Senior United Breweries officials told Business Standard an auction might be conducted to find buyers for the asset, adding this was attracting good interest from global private equity funds, strategic players and W&M’s previous owners. While Vasari Global, led by Vivian Imerman, former owner of W&M, has publicly announced interest in buying back the company, others such as Remy Cointreau, Beam Inc and Gruppo Campari are also reported to be in the league of bidders.
Since Diageo struck a deal to buy controlling stake in USL, the two companies have tried to secure all regulatory clearances. Diageo had offered to sell a significant portion of its wholly-owned Whyte & Mackay to allay OFT’s concern related to competition.
Should Diageo and United Spirits decide to sell the entire company, they will lose significant supply to their own brands at a time when malt and grain supply to the whisky market is dwindling rapidly. However, analysts say USL might have a pact to secure supply from Diageo’s distilleries across the globe. The challenge, they said, was finding a buyer whose purchase would be approved by the OFT and other regulatory bodies.

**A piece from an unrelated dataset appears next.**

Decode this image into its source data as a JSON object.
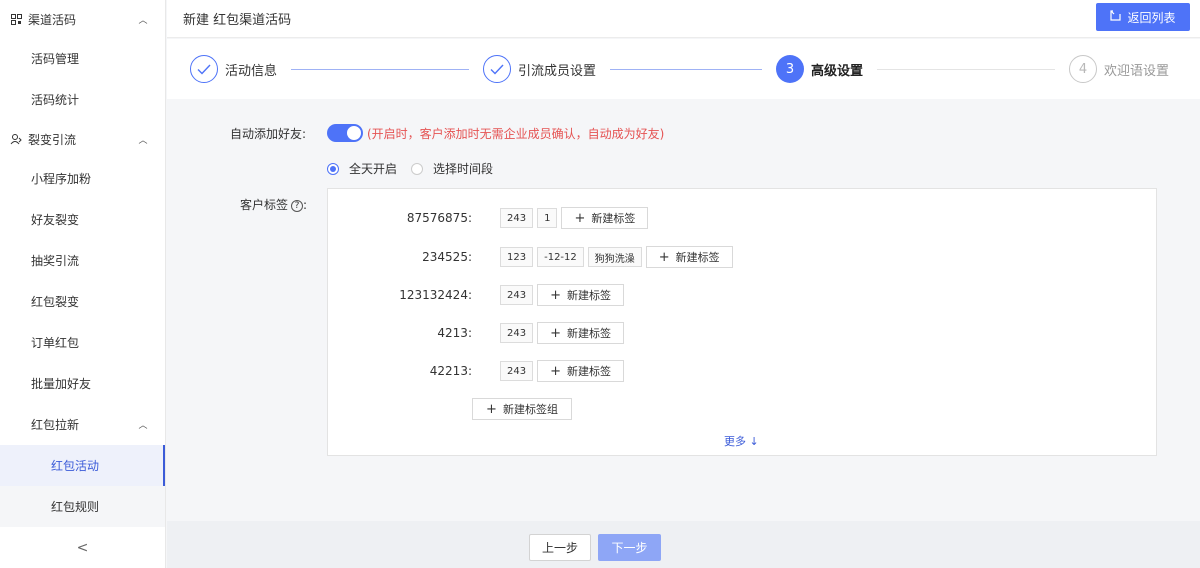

Of the five distilleries owned by W&M, Diageo has offered to retain the Dalmore and Tamnavulin distilleries, which account for combined malt capacity of about nine million litres a year. Initially, it was planned the Dalmore and Tamnavulin whiskey brands would be retained by USL, but these could now be sold. As part of its proposal to OFT, Diageo has offered to part with the Invergordon, Jura and Fettercairn distilleries, which account for about 10 million litres of malt capacity and 38 million litres of grain capacity.
“They have an inventory of about £300-400 million and that is likely to be valued at a 50 per cent discount, while their Ebitda (earnings before interest, tax, depreciation and amortisation) of £55-60 million is likely to valued at the average industry multiple of seven-eight times. It is unlikely to fetch more than what was paid for it,” said an analyst.